What AmberKey stores

  • Layer 1 (metadata — the executor packet): the service name, what it is, why it matters, the login email, the website, billing details, account numbers, and your instructions. This is safe to store because none of it lets anyone into the account by itself.
  • Layer 2 (bearer secrets — the encrypted vault): only if you decided in step 6 that this service truly needs one — a password or recovery code for a keep-alive service holding something irreplaceable.
  • Never store: credentials for banks, brokerages, credit cards, or anything else regulated. Survivors use the institution’s death process for those, with a death certificate — not your password.

What your survivors do

  1. Open the account card in your AmberKey packet. Read the “what it is” and “why it matters” lines first — they tell you whether this is urgent or can wait.
  2. If the card says keep alive: make sure the bill keeps getting paid. If the payment card it bills to is being cancelled, update the payment method first. Do not let it lapse while you sort out everything else.
  3. If the card says has value: contact the company before closing anything, and ask how to claim or transfer the balance, miles, or credit.

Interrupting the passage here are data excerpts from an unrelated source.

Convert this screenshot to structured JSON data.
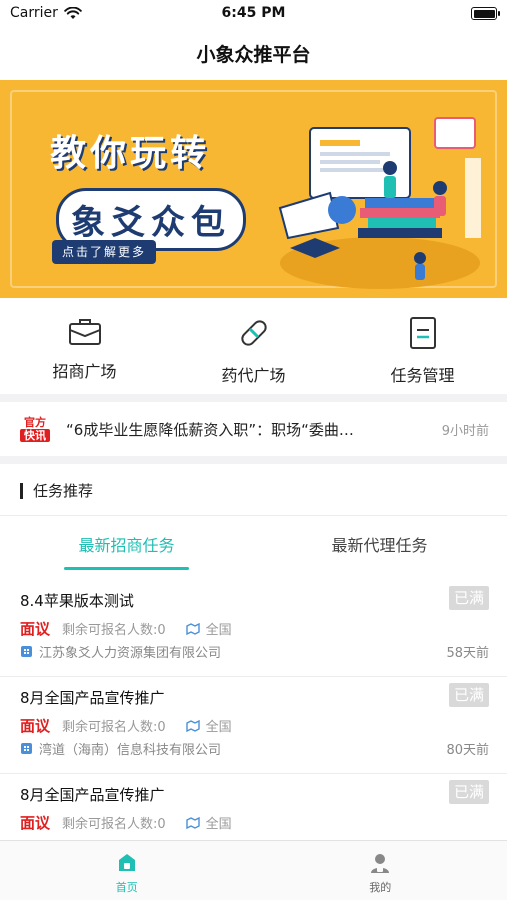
{
  "status_bar": {
    "carrier": "Carrier",
    "time": "6:45 PM"
  },
  "header": {
    "title": "小象众推平台"
  },
  "banner": {
    "line1": "教你玩转",
    "line2": "象爻众包",
    "button": "点击了解更多"
  },
  "quick_entries": [
    {
      "label": "招商广场",
      "icon": "briefcase-icon"
    },
    {
      "label": "药代广场",
      "icon": "pill-icon"
    },
    {
      "label": "任务管理",
      "icon": "task-list-icon"
    }
  ],
  "news": {
    "logo_top": "官方",
    "logo_bottom": "快讯",
    "headline": "“6成毕业生愿降低薪资入职”：职场“委曲…",
    "time": "9小时前"
  },
  "section": {
    "title": "任务推荐"
  },
  "tabs": [
    {
      "label": "最新招商任务",
      "active": true
    },
    {
      "label": "最新代理任务",
      "active": false
    }
  ],
  "tasks": [
    {
      "title": "8.4苹果版本测试",
      "status": "已满",
      "price": "面议",
      "remaining": "剩余可报名人数:0",
      "region": "全国",
      "company": "江苏象爻人力资源集团有限公司",
      "posted": "58天前"
    },
    {
      "title": "8月全国产品宣传推广",
      "status": "已满",
      "price": "面议",
      "remaining": "剩余可报名人数:0",
      "region": "全国",
      "company": "湾道（海南）信息科技有限公司",
      "posted": "80天前"
    },
    {
      "title": "8月全国产品宣传推广",
      "status": "已满",
      "price": "面议",
      "remaining": "剩余可报名人数:0",
      "region": "全国",
      "company": "",
      "posted": ""
    }
  ],
  "tab_bar": [
    {
      "label": "首页",
      "icon": "home-icon",
      "active": true
    },
    {
      "label": "我的",
      "icon": "profile-icon",
      "active": false
    }
  ],
  "colors": {
    "accent": "#1fbfb3",
    "price": "#e02020",
    "banner_bg": "#f7b733",
    "banner_navy": "#1e3c72",
    "badge": "#d9d9d9"
  }
}
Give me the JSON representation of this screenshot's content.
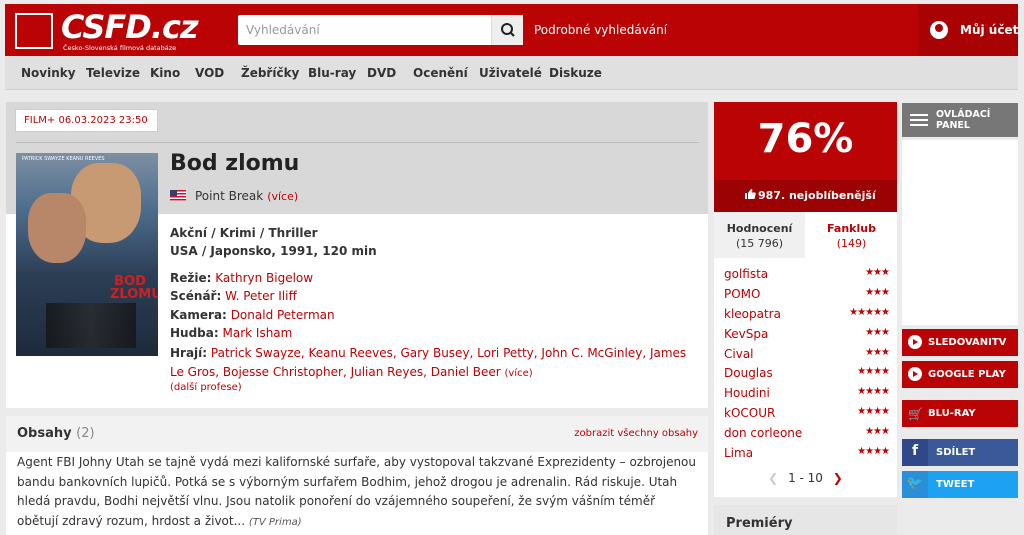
{
  "header": {
    "logo_text": "CSFD.cz",
    "logo_tagline": "Česko-Slovenská filmová databáze",
    "search_placeholder": "Vyhledávání",
    "advanced_search": "Podrobné vyhledávání",
    "account": "Můj účet"
  },
  "nav": [
    "Novinky",
    "Televize",
    "Kino",
    "VOD",
    "Žebříčky",
    "Blu-ray",
    "DVD",
    "Ocenění",
    "Uživatelé",
    "Diskuze"
  ],
  "film": {
    "badge": "FILM+ 06.03.2023 23:50",
    "title": "Bod zlomu",
    "alt_title": "Point Break",
    "alt_more": "(více)",
    "genre": "Akční / Krimi / Thriller",
    "origin": "USA / Japonsko, 1991, 120 min",
    "director_label": "Režie:",
    "director": "Kathryn Bigelow",
    "writer_label": "Scénář:",
    "writer": "W. Peter Iliff",
    "camera_label": "Kamera:",
    "camera": "Donald Peterman",
    "music_label": "Hudba:",
    "music": "Mark Isham",
    "cast_label": "Hrají:",
    "cast": "Patrick Swayze, Keanu Reeves, Gary Busey, Lori Petty, John C. McGinley, James Le Gros, Bojesse Christopher, Julian Reyes, Daniel Beer",
    "cast_more": "(více)",
    "more_professions": "(další profese)",
    "poster_names": "PATRICK SWAYZE   KEANU REEVES",
    "poster_title": "BOD ZLOMU"
  },
  "plot": {
    "title": "Obsahy",
    "count": "(2)",
    "show_all": "zobrazit všechny obsahy",
    "text": "Agent FBI Johny Utah se tajně vydá mezi kalifornské surfaře, aby vystopoval takzvané Exprezidenty – ozbrojenou bandu bankovních lupičů. Potká se s výborným surfařem Bodhim, jehož drogou je adrenalin. Rád riskuje. Utah hledá pravdu, Bodhi největší vlnu. Jsou natolik ponoření do vzájemného soupeření, že svým vášním téměř obětují zdravý rozum, hrdost a život...",
    "source": "(TV Prima)"
  },
  "rating": {
    "value": "76%",
    "rank": "987. nejoblíbenější",
    "tab_ratings_label": "Hodnocení",
    "tab_ratings_count": "(15 796)",
    "tab_fanclub_label": "Fanklub",
    "tab_fanclub_count": "(149)",
    "users": [
      {
        "name": "golfista",
        "stars": 3
      },
      {
        "name": "POMO",
        "stars": 3
      },
      {
        "name": "kleopatra",
        "stars": 5
      },
      {
        "name": "KevSpa",
        "stars": 3
      },
      {
        "name": "Cival",
        "stars": 3
      },
      {
        "name": "Douglas",
        "stars": 4
      },
      {
        "name": "Houdini",
        "stars": 4
      },
      {
        "name": "kOCOUR",
        "stars": 4
      },
      {
        "name": "don corleone",
        "stars": 3
      },
      {
        "name": "Lima",
        "stars": 4
      }
    ],
    "pager": "1 - 10"
  },
  "premiery": "Premiéry",
  "sidebar": {
    "control_panel": "OVLÁDACÍ PANEL",
    "sledovanitv": "SLEDOVANITV",
    "google_play": "GOOGLE PLAY",
    "bluray": "BLU-RAY",
    "share": "SDÍLET",
    "tweet": "TWEET"
  },
  "colors": {
    "brand_red": "#ba0305",
    "facebook": "#3b5998",
    "twitter": "#1da1f2"
  }
}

Ask them to put a hold on the account in the meantime.
  4. If the card says just cancel: contact the company, say the account holder has died, and ask them to close the account and stop billing. Ask for a confirmation email and whether any recent charges can be refunded.
  5. If you can’t find a phone number, search the web for the company name plus “deceased account holder” or “bereavement.” Most companies have a process; it’s often just not well signposted.
  6. If a company refuses to talk to you, don’t argue on the first call. Ask exactly what documents they need, write down the answer and the representative’s name, and send the documents. This is normal — they are required to check.
  7. Keep a simple list as you go: company, date you called, who you spoke to, what they asked for, what happened. You will be glad you did.

Required documents

  • A certified copy of the death certificate — many companies accept a photo or scan; some want a mailed certified copy.
  • Your government-issued ID.
  • For accounts with money or property in them: letters testamentary (or letters of administration) — the court paper naming you as executor. Small subscriptions almost never require this; anything holding funds usually does.

Expected timeline

  • Simple cancellations: one phone call or email, effective immediately or at the end of the billing cycle.
  • Refunds and balance claims: 2–8 weeks, depending on the company.
  • Anything requiring court papers: add the time it takes to get letters testamentary (often several weeks after filing for probate).

Gotchas

  • Auto-renewals don’t stop on death. Subscriptions bill until someone cancels them. Reviewing the deceased’s bank and card statements for recurring charges is the most reliable way to find accounts nobody documented.
  • Domains expire quietly. A lapsed domain can be bought by a stranger, taking a family website or an email address with it. If a card mentions a domain, treat it as keep-alive and check the renewal date immediately.
  • Cancelling an email account too early breaks everything else. Other services send password resets and confirmations to it. Cancel email and phone service last, after everything that depends on them is settled.
  • The account email might BE the recovery path. If survivors can receive email at the deceased’s address (see the Google and Apple playbooks), many generic accounts can be recovered with an ordinary password reset — often easier than the company’s death process.
  • Prepaid value can be forfeited. Some terms of service void balances or points on death unless a survivor claims them. Ask before closing; closing first can destroy the value.
  • Don’t guess passwords. Repeated failed logins can lock the account and complicate the company’s own recovery process. Use the documented process instead.